The tools are there, the speed is there, the ease-of-use is there (depending on the application). The only things I long for are a decent version of Quicken, and (lately) a less bloated version of PowerPoint.
I’m curious if there is a following among i users. I hear rumors.
Let me know I’m not alone.
Please allow me to introduce myself …
Posted: April 15, 2008 Filed under: Dave Dykstal 9 Comments »I’m Dave Dykstal. I’ve had a long history both inside and outside IBM and am the only one on the RDi development team from Rochester. I’d like to think that gives me some sort of special status, but my colleagues don’t seem to share that opinion. Funny how that works.
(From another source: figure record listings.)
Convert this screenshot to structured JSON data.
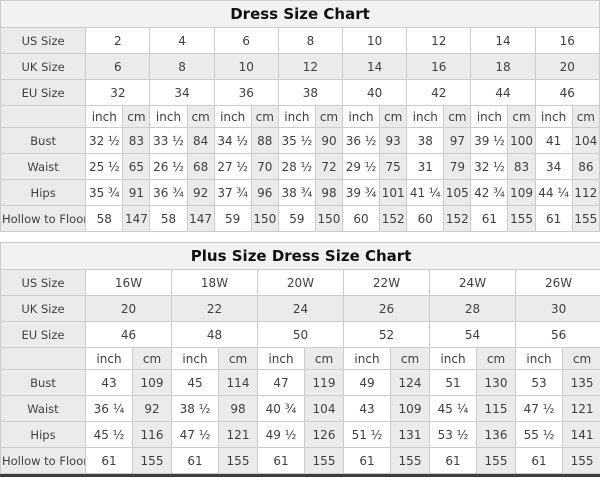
{
  "units": {
    "inch": "inch",
    "cm": "cm"
  },
  "colors": {
    "cell_shaded": "#ebebeb",
    "title_band": "#f2f2f2",
    "border": "#cccccc",
    "text": "#3f3f3f",
    "title_text": "#111111",
    "bottom_strip": "#3e3e3e",
    "cell_white": "#ffffff"
  },
  "chart_data": [
    {
      "type": "table",
      "title": "Dress Size Chart",
      "unit_labels": [
        "inch",
        "cm"
      ],
      "size_rows": [
        {
          "label": "US Size",
          "values": [
            "2",
            "4",
            "6",
            "8",
            "10",
            "12",
            "14",
            "16"
          ]
        },
        {
          "label": "UK Size",
          "values": [
            "6",
            "8",
            "10",
            "12",
            "14",
            "16",
            "18",
            "20"
          ]
        },
        {
          "label": "EU Size",
          "values": [
            "32",
            "34",
            "36",
            "38",
            "40",
            "42",
            "44",
            "46"
          ]
        }
      ],
      "measure_rows": [
        {
          "label": "Bust",
          "inch": [
            "32 ½",
            "33 ½",
            "34 ½",
            "35 ½",
            "36 ½",
            "38",
            "39 ½",
            "41"
          ],
          "cm": [
            "83",
            "84",
            "88",
            "90",
            "93",
            "97",
            "100",
            "104"
          ]
        },
        {
          "label": "Waist",
          "inch": [
            "25 ½",
            "26 ½",
            "27 ½",
            "28 ½",
            "29 ½",
            "31",
            "32 ½",
            "34"
          ],
          "cm": [
            "65",
            "68",
            "70",
            "72",
            "75",
            "79",
            "83",
            "86"
          ]
        },
        {
          "label": "Hips",
          "inch": [
            "35 ¾",
            "36 ¾",
            "37 ¾",
            "38 ¾",
            "39 ¾",
            "41 ¼",
            "42 ¾",
            "44 ¼"
          ],
          "cm": [
            "91",
            "92",
            "96",
            "98",
            "101",
            "105",
            "109",
            "112"
          ]
        },
        {
          "label": "Hollow to Floor",
          "inch": [
            "58",
            "58",
            "59",
            "59",
            "60",
            "60",
            "61",
            "61"
          ],
          "cm": [
            "147",
            "147",
            "150",
            "150",
            "152",
            "152",
            "155",
            "155"
          ]
        }
      ]
    },
    {
      "type": "table",
      "title": "Plus Size Dress Size Chart",
      "unit_labels": [
        "inch",
        "cm"
      ],
      "size_rows": [
        {
          "label": "US Size",
          "values": [
            "16W",
            "18W",
            "20W",
            "22W",
            "24W",
            "26W"
          ]
        },
        {
          "label": "UK Size",
          "values": [
            "20",
            "22",
            "24",
            "26",
            "28",
            "30"
          ]
        },
        {
          "label": "EU Size",
          "values": [
            "46",
            "48",
            "50",
            "52",
            "54",
            "56"
          ]
        }
      ],
      "measure_rows": [
        {
          "label": "Bust",
          "inch": [
            "43",
            "45",
            "47",
            "49",
            "51",
            "53"
          ],
          "cm": [
            "109",
            "114",
            "119",
            "124",
            "130",
            "135"
          ]
        },
        {
          "label": "Waist",
          "inch": [
            "36 ¼",
            "38 ½",
            "40 ¾",
            "43",
            "45 ¼",
            "47 ½"
          ],
          "cm": [
            "92",
            "98",
            "104",
            "109",
            "115",
            "121"
          ]
        },
        {
          "label": "Hips",
          "inch": [
            "45 ½",
            "47 ½",
            "49 ½",
            "51 ½",
            "53 ½",
            "55 ½"
          ],
          "cm": [
            "116",
            "121",
            "126",
            "131",
            "136",
            "141"
          ]
        },
        {
          "label": "Hollow to Floor",
          "inch": [
            "61",
            "61",
            "61",
            "61",
            "61",
            "61"
          ],
          "cm": [
            "155",
            "155",
            "155",
            "155",
            "155",
            "155"
          ]
        }
      ]
    }
  ]
}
I moved to Rochester in at the beginning of a cold January in 1977 to work on a new system that IBM was building — the System/38. I was enthralled by the technology: 48-bit address space, capability-based addressing, cool little punch cards, a whopping 64Mb disk, and these new 5250 terminals that beat the pants off the DECwriters I had used as a grad student at the University of Wisconsin.
In the first three years at IBM I witnessed the shipping of the System/38. During that time I worked on compiler back-ends and utilities. In fact, I worked on the first query utility. While I was doing that, others on my team were working on the first Source Entry Utility — SEU as we called it. The one you know and love now traces its lineage to the second version, and yes, I was there for that one too. If you don’t recall the first one, you really don’t want to know.
Since those ancient times I have worked on System/38 and AS/400 software architecture, System/38 Basic, developed some of the original UI standards for green screen terminals, developed the AS/400 user interface manager, got fascinated with graphical user interfaces, and developed the first AS/400 GUI prototypes using a new programming technique called “object-oriented programming” in the late 80′s and early 90′s.
I left IBM in 1994 for a small company called Object Technology International to work on object-oriented programming tools. In time OTI was acquired by IBM as a subsidiary and in 2003 I was back as a full-fledged IBM employee. Who says you can’t go home again?
Today I work on OpenRSE — the port of the non-i bits of RSE in the Eclipse Project. I also work on the projects support in RDi. My objective here is to communicate as well as I can (and within the limits established by my employer) where we might want to go with these over time, as well as solicit opinions from the community on various topics. I might even offer a few unvarnished opinions of my own though “Minnesota Nice” is in my nature.
My professional interests are in application modernization, collaboration, programming tools, beautiful code, and agile techniques. I’d like to help bring ideas for these to the i community, and hopefully keep learning from the community as I have in the past.
Personally, I’m a Mac OS user, an amateur photographer, and (soon to be former) president of our local UW alumni chapter. I enjoy my family, an occasional beer, and a good joke. I like to walk and when my wife and I go on vacation we prefer road trips to flying.